The Lustrous Voice of Emily Magee

Emily Magee

Spinto sopranos don't grow on trees. Some never even find their voices if they remain in the choir, which can stifle with the insistence on blending. But that fate did not await Emily Magee, an American who has had a career based largely in Europe. She found her way to Indiana University and into the voice studio of the great vocal pedagogue Margaret Harshaw after undergraduate studies at Westminster Choir College. Magee's voice is big, full, lustrous and beautiful, with a laser-like focus that echoes Ms. Harshaw's own singing.

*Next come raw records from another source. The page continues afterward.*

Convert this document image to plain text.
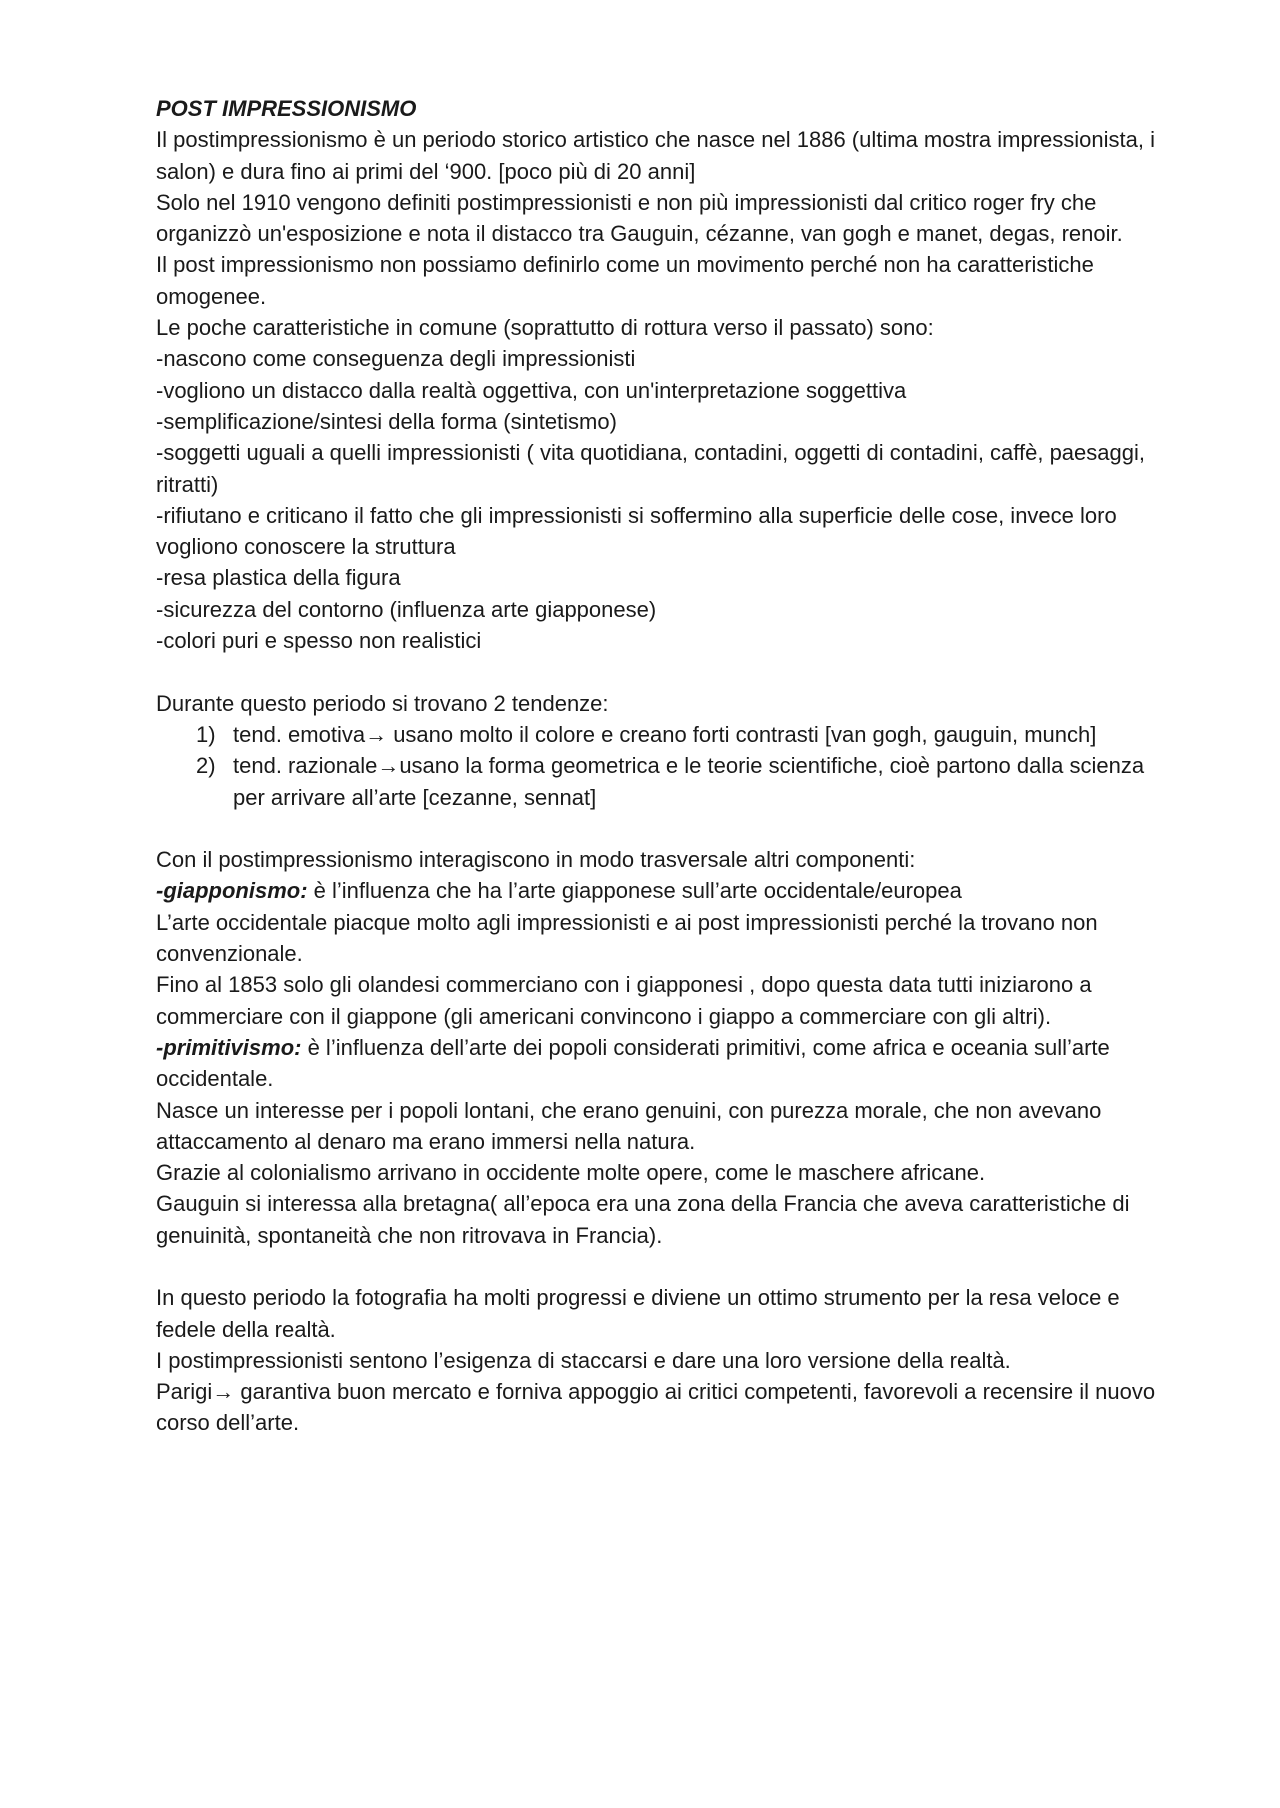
POST IMPRESSIONISMO

Il postimpressionismo è un periodo storico artistico che nasce nel 1886 (ultima mostra impressionista, i salon) e dura fino ai primi del ‘900. [poco più di 20 anni]

Solo nel 1910 vengono definiti postimpressionisti e non più impressionisti dal critico roger fry che organizzò un'esposizione e nota il distacco tra Gauguin, cézanne, van gogh e manet, degas, renoir.

Il post impressionismo non possiamo definirlo come un movimento perché non ha caratteristiche omogenee.

Le poche caratteristiche in comune (soprattutto di rottura verso il passato) sono:

-nascono come conseguenza degli impressionisti

-vogliono un distacco dalla realtà oggettiva, con un'interpretazione soggettiva

-semplificazione/sintesi della forma (sintetismo)

-soggetti uguali a quelli impressionisti ( vita quotidiana, contadini, oggetti di contadini, caffè, paesaggi, ritratti)

-rifiutano e criticano il fatto che gli impressionisti si soffermino alla superficie delle cose, invece loro vogliono conoscere la struttura

-resa plastica della figura

-sicurezza del contorno (influenza arte giapponese)

-colori puri e spesso non realistici

Durante questo periodo si trovano 2 tendenze:

1) tend. emotiva→ usano molto il colore e creano forti contrasti [van gogh, gauguin, munch]
2) tend. razionale→usano la forma geometrica e le teorie scientifiche, cioè partono dalla scienza per arrivare all’arte [cezanne, sennat]

Con il postimpressionismo interagiscono in modo trasversale altri componenti:

-giapponismo: è l’influenza che ha l’arte giapponese sull’arte occidentale/europea

L’arte occidentale piacque molto agli impressionisti e ai post impressionisti perché la trovano non convenzionale.

Fino al 1853 solo gli olandesi commerciano con i giapponesi , dopo questa data tutti iniziarono a commerciare con il giappone (gli americani convincono i giappo a commerciare con gli altri).

-primitivismo: è l’influenza dell’arte dei popoli considerati primitivi, come africa e oceania sull’arte occidentale.

Nasce un interesse per i popoli lontani, che erano genuini, con purezza morale, che non avevano attaccamento al denaro ma erano immersi nella natura.

Grazie al colonialismo arrivano in occidente molte opere, come le maschere africane.

Gauguin si interessa alla bretagna( all’epoca era una zona della Francia che aveva caratteristiche di genuinità, spontaneità che non ritrovava in Francia).

In questo periodo la fotografia ha molti progressi e diviene un ottimo strumento per la resa veloce e fedele della realtà.

I postimpressionisti sentono l’esigenza di staccarsi e dare una loro versione della realtà.

Parigi→ garantiva buon mercato e forniva appoggio ai critici competenti, favorevoli a recensire il nuovo corso dell’arte.
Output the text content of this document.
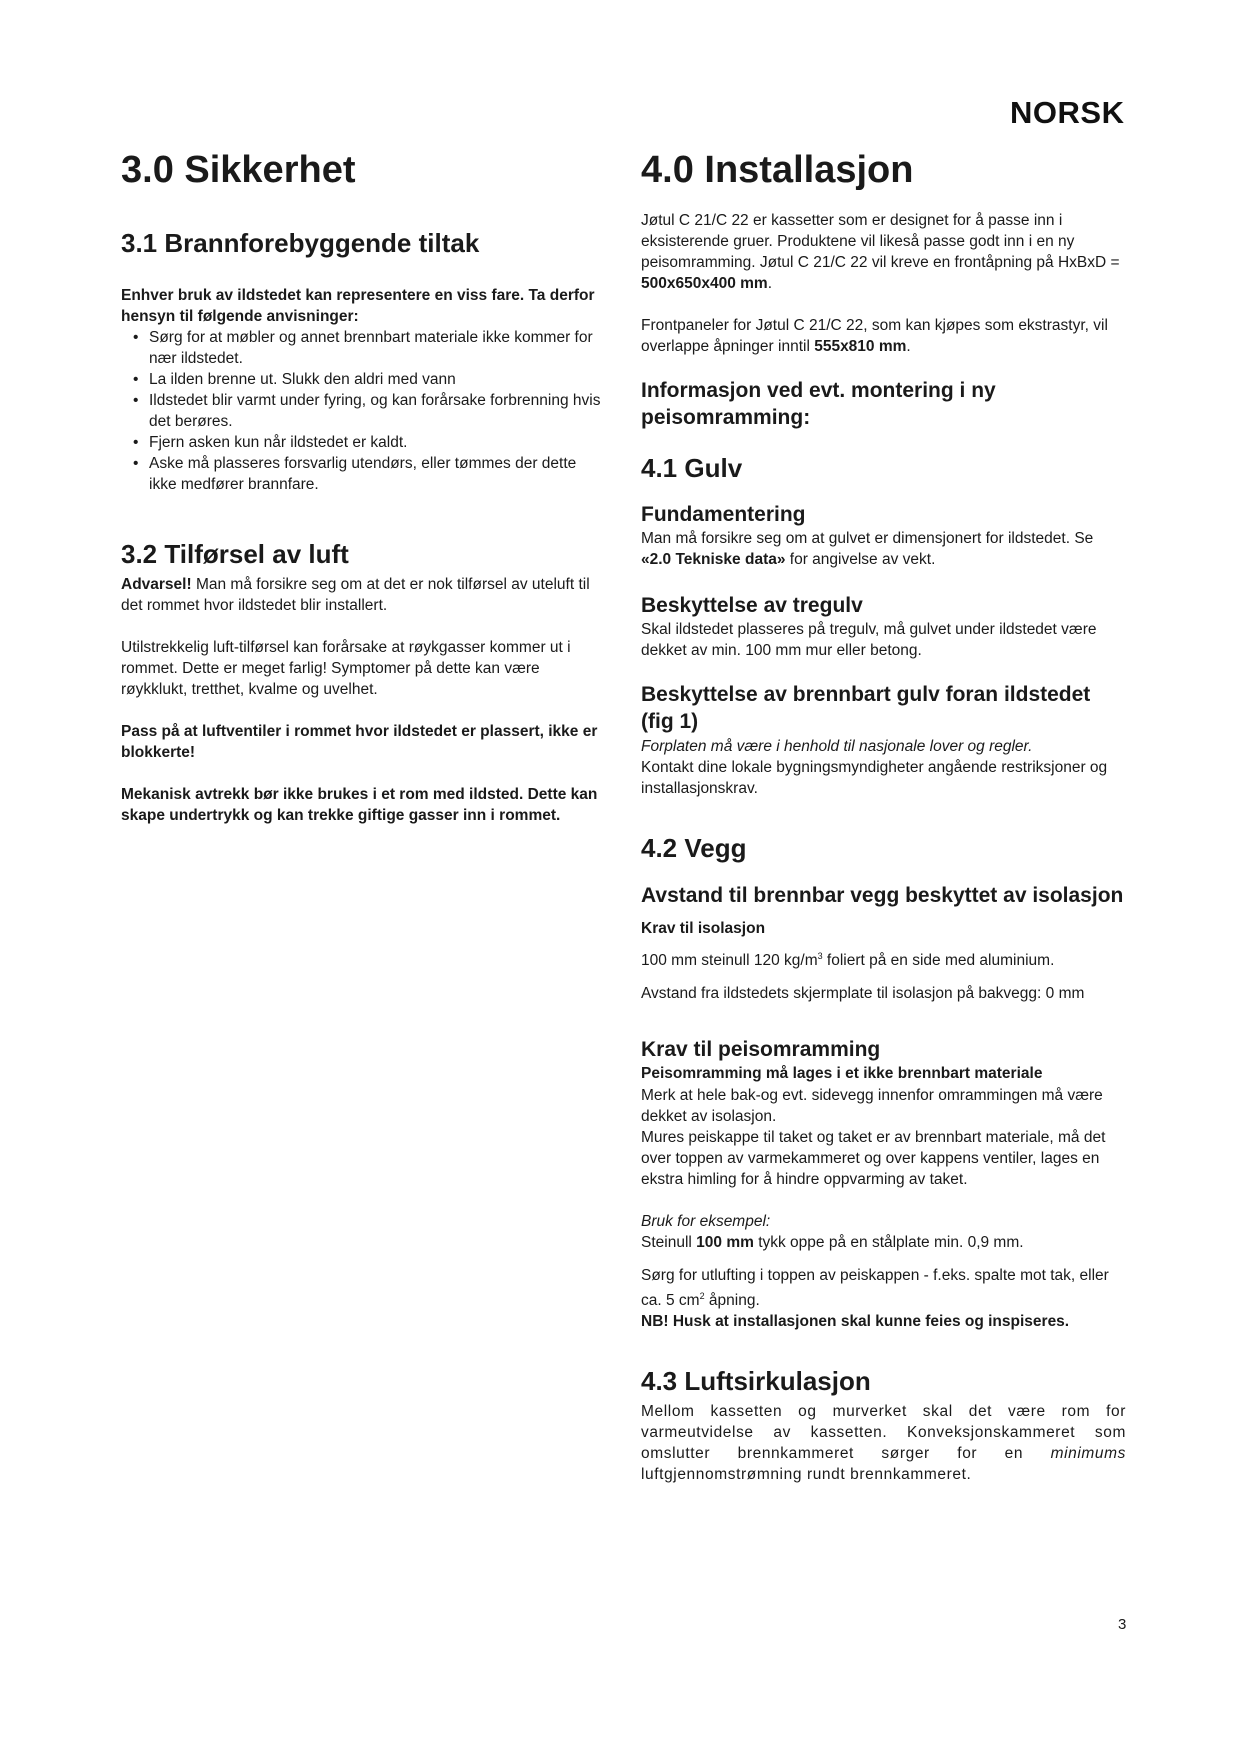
NORSK
3.0 Sikkerhet
3.1 Brannforebyggende tiltak

Enhver bruk av ildstedet kan representere en viss fare. Ta derfor hensyn til følgende anvisninger:

• Sørg for at møbler og annet brennbart materiale ikke kommer for nær ildstedet.
• La ilden brenne ut. Slukk den aldri med vann
• Ildstedet blir varmt under fyring, og kan forårsake forbrenning hvis det berøres.
• Fjern asken kun når ildstedet er kaldt.
• Aske må plasseres forsvarlig utendørs, eller tømmes der dette ikke medfører brannfare.
3.2 Tilførsel av luft

Advarsel! Man må forsikre seg om at det er nok tilførsel av uteluft til det rommet hvor ildstedet blir installert.

Utilstrekkelig luft-tilførsel kan forårsake at røykgasser kommer ut i rommet. Dette er meget farlig! Symptomer på dette kan være røykklukt, tretthet, kvalme og uvelhet.

Pass på at luftventiler i rommet hvor ildstedet er plassert, ikke er blokkerte!

Mekanisk avtrekk bør ikke brukes i et rom med ildsted. Dette kan skape undertrykk og kan trekke giftige gasser inn i rommet.

4.0 Installasjon

Jøtul C 21/C 22 er kassetter som er designet for å passe inn i eksisterende gruer. Produktene vil likeså passe godt inn i en ny peisomramming. Jøtul C 21/C 22 vil kreve en frontåpning på HxBxD = 500x650x400 mm.

Frontpaneler for Jøtul C 21/C 22, som kan kjøpes som ekstrastyr, vil overlappe åpninger inntil 555x810 mm.

Informasjon ved evt. montering i ny peisomramming:
4.1 Gulv
Fundamentering

Man må forsikre seg om at gulvet er dimensjonert for ildstedet. Se «2.0 Tekniske data» for angivelse av vekt.

Beskyttelse av tregulv

Skal ildstedet plasseres på tregulv, må gulvet under ildstedet være dekket av min. 100 mm mur eller betong.

Beskyttelse av brennbart gulv foran ildstedet (fig 1)

Forplaten må være i henhold til nasjonale lover og regler.

Kontakt dine lokale bygningsmyndigheter angående restriksjoner og installasjonskrav.

4.2 Vegg
Avstand til brennbar vegg beskyttet av isolasjon
Krav til isolasjon

100 mm steinull 120 $kg/m^3$ foliert på en side med aluminium.

Avstand fra ildstedets skjermplate til isolasjon på bakvegg: 0 mm

Krav til peisomramming
Peisomramming må lages i et ikke brennbart materiale

Merk at hele bak-og evt. sidevegg innenfor omrammingen må være dekket av isolasjon.

Mures peiskappe til taket og taket er av brennbart materiale, må det over toppen av varmekammeret og over kappens ventiler, lages en ekstra himling for å hindre oppvarming av taket.

Bruk for eksempel:

Steinull 100 mm tykk oppe på en stålplate min. 0,9 mm.

Sørg for utlufting i toppen av peiskappen - f.eks. spalte mot tak, eller ca. 5 $cm^2$ åpning.

NB! Husk at installasjonen skal kunne feies og inspiseres.

4.3 Luftsirkulasjon

Mellom kassetten og murverket skal det være rom for varmeutvidelse av kassetten. Konveksjonskammeret som omslutter brennkammeret sørger for en minimums luftgjennomstrømning rundt brennkammeret.

3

You can hear Magee sing in the clip below (thanks to Paulo Faustini) in a concert performance of Salome, a work which demands that the singer be equipped to sing with declamatory production. This requires that the singer hold the vocal tube firmly in a lengthened position, not an easy thing to do by any means. It's also not a thing you start out doing at the beginning of your career, rather, it's reserved for your 40's when you have great stamina and strength. It's what Old School teachers taught their students: you start out singing lyrically and add dramatic roles as you progress- slowly of course. Say you start your career at 25: this means at least a decade of saying no to offers of roles that put you at risk, assuming, of course, that you have the kind of voice that evinces a dramatic arc. Obviously, Magee has the voice, training and smarts to run the gauntlet.

This lengthened position of the vocal tube? Manuel García called it Somber Timbre in A Complete Treatise on the art of Singing (First Part, Complete and Unabridged, The editions of 1841 and 1872 collated, edited and translated by Donald V. Paschke, Da Capo Press, 1984).

The tongue, the base of which is drawn by the lowering of the larynx, represents an elongated arch, and the sonorous body has received a long form, bent at a right angle and rather contracted. The column of air which rises vertically strikes against the palatal arch. The sound is heard round, full, and covered; it is what is called mixed voice, or sombre timbre. 
This enlargement becomes especially perceptible when the singer gives to the voice all the volume which it can allow, although the tones are otherwise very weak; this fact merits being recorded. This exaggeration of volume can take place only in the conditions of the sombre timbre and with violent efforts.  

The danger of singing with sombre timbre coupled with great volume is, of course, the extinguishing of the voice itself. This is why great teachers like Pauline Viardot-García maintained that modern music (c. 1900) was "almost always fatal to the voice."

This is seriously solid and handsome singing. The kind that displays decades of learning and skillful use of resources. You don't get to this stage in your career by hurrying. You have to know what you are doing, and it is clear that Emily Magee does.